Elite Integrity Services is a name that describes the purported quality of the company’s work and the way it aims to do business, but it doesn’t shed much light on what it actually does.
Still, ask most people in the Canadian oil industry and they’ll be well aware of the company’s work. Ever since 2010, the Calgary-based firm has been constructing and repairing above-ground oil storage tanks, working diligently to make sure the all-important equipment is safe and secure.
The work is technical and the timelines are short: clients want their tanks up and running as quickly as possible without having to worry about safety hazards. Elite’s in-house engineers and draftspeople are called out to tanks across B.C., Alberta and Saskatchewan throughout the year.
The company has forged its reputation on reliability, according to president Shawn Kirwan—and that has come from avoiding the temptation to overextend itself. “What sets us apart in our industry is that our clients know we don’t take on more than we’re capable of,” he says. “In our industry, there’s a lot of over-promising and under-delivering. Many of our clients start working with another company, and when that provider doesn’t deliver, we get the call and do it right.”
Another differentiator is Elite’s investment in the quality of life of its employees, which Kirwan says is essential to both worker retention and vocational safety. Oil tank repair can be tiring, difficult work, and workplace accidents are a real concern. The company holds regular town halls to hear from employees, and frequently hosts camping events, hockey tournaments and other team-building exercises. These activities also reinforce that the company wants its people to be well-rested, to have good work-life balance, and to be as healthy as possible—rare priorities in an industry defined by long hours, cold temperatures and hard labour. “Quality of life impacts safety.
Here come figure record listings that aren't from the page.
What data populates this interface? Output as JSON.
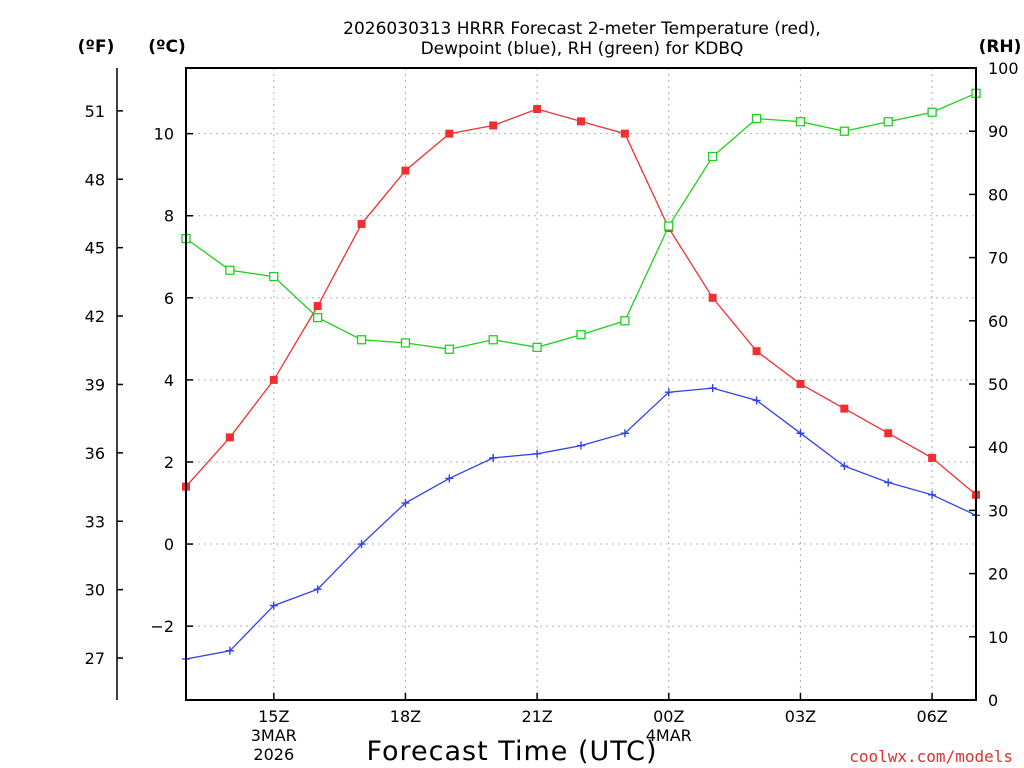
{
  "chart_data": {
    "type": "line",
    "title": "2026030313 HRRR Forecast 2-meter Temperature (red),",
    "subtitle": "Dewpoint (blue), RH (green) for KDBQ",
    "xlabel": "Forecast Time (UTC)",
    "credit": "coolwx.com/models",
    "units": {
      "fahrenheit": "(ºF)",
      "celsius": "(ºC)",
      "rh": "(RH)"
    },
    "x_hours": [
      13,
      14,
      15,
      16,
      17,
      18,
      19,
      20,
      21,
      22,
      23,
      24,
      25,
      26,
      27,
      28,
      29,
      30,
      31
    ],
    "xlim": [
      13,
      31
    ],
    "x_ticks": [
      {
        "hour": 15,
        "label": "15Z",
        "sub1": "3MAR",
        "sub2": "2026"
      },
      {
        "hour": 18,
        "label": "18Z",
        "sub1": "",
        "sub2": ""
      },
      {
        "hour": 21,
        "label": "21Z",
        "sub1": "",
        "sub2": ""
      },
      {
        "hour": 24,
        "label": "00Z",
        "sub1": "4MAR",
        "sub2": ""
      },
      {
        "hour": 27,
        "label": "03Z",
        "sub1": "",
        "sub2": ""
      },
      {
        "hour": 30,
        "label": "06Z",
        "sub1": "",
        "sub2": ""
      }
    ],
    "ylim_c": [
      -3.8,
      11.6
    ],
    "y_ticks_c": [
      "-2",
      "0",
      "2",
      "4",
      "6",
      "8",
      "10"
    ],
    "y_ticks_f": [
      "27",
      "30",
      "33",
      "36",
      "39",
      "42",
      "45",
      "48",
      "51"
    ],
    "ylim_rh": [
      0,
      100
    ],
    "y_ticks_rh": [
      "0",
      "10",
      "20",
      "30",
      "40",
      "50",
      "60",
      "70",
      "80",
      "90",
      "100"
    ],
    "grid": true,
    "series": [
      {
        "name": "Temperature",
        "axis": "c",
        "color": "#f03030",
        "marker": "filled-square",
        "values": [
          1.4,
          2.6,
          4.0,
          5.8,
          7.8,
          9.1,
          10.0,
          10.2,
          10.6,
          10.3,
          10.0,
          7.7,
          6.0,
          4.7,
          3.9,
          3.3,
          2.7,
          2.1,
          1.2
        ]
      },
      {
        "name": "Dewpoint",
        "axis": "c",
        "color": "#3040f0",
        "marker": "plus",
        "values": [
          -2.8,
          -2.6,
          -1.5,
          -1.1,
          0.0,
          1.0,
          1.6,
          2.1,
          2.2,
          2.4,
          2.7,
          3.7,
          3.8,
          3.5,
          2.7,
          1.9,
          1.5,
          1.2,
          0.7
        ]
      },
      {
        "name": "RH",
        "axis": "rh",
        "color": "#20d020",
        "marker": "open-square",
        "values": [
          73.0,
          68.0,
          67.0,
          60.5,
          57.0,
          56.5,
          55.5,
          57.0,
          55.8,
          57.8,
          60.0,
          75.0,
          86.0,
          92.0,
          91.5,
          90.0,
          91.5,
          93.0,
          96.0
        ]
      }
    ]
  }
}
We want our people to be happy and healthy on the job,” Kirwan says. “We don’t have much turnover; most of our guys have been here since day one. We tell them, ‘We hire you and retire you.’ ”
To fill periodic labour shortages, Elite opts to invest in promising candidates, even if they might need further education to take on the role. “We had an agency manager who was the brother of a field foreman,” recalls Kirwan (it’s not uncommon for current Elite employees to recruit friends or family members). “When he joined the team, he didn’t have all the proper training he needed, but we could tell from his attitude and enthusiasm he was the right person for the job. We helped put him through school, and now he’s thriving in the role. I’d say that’s an example of how we elevate people.”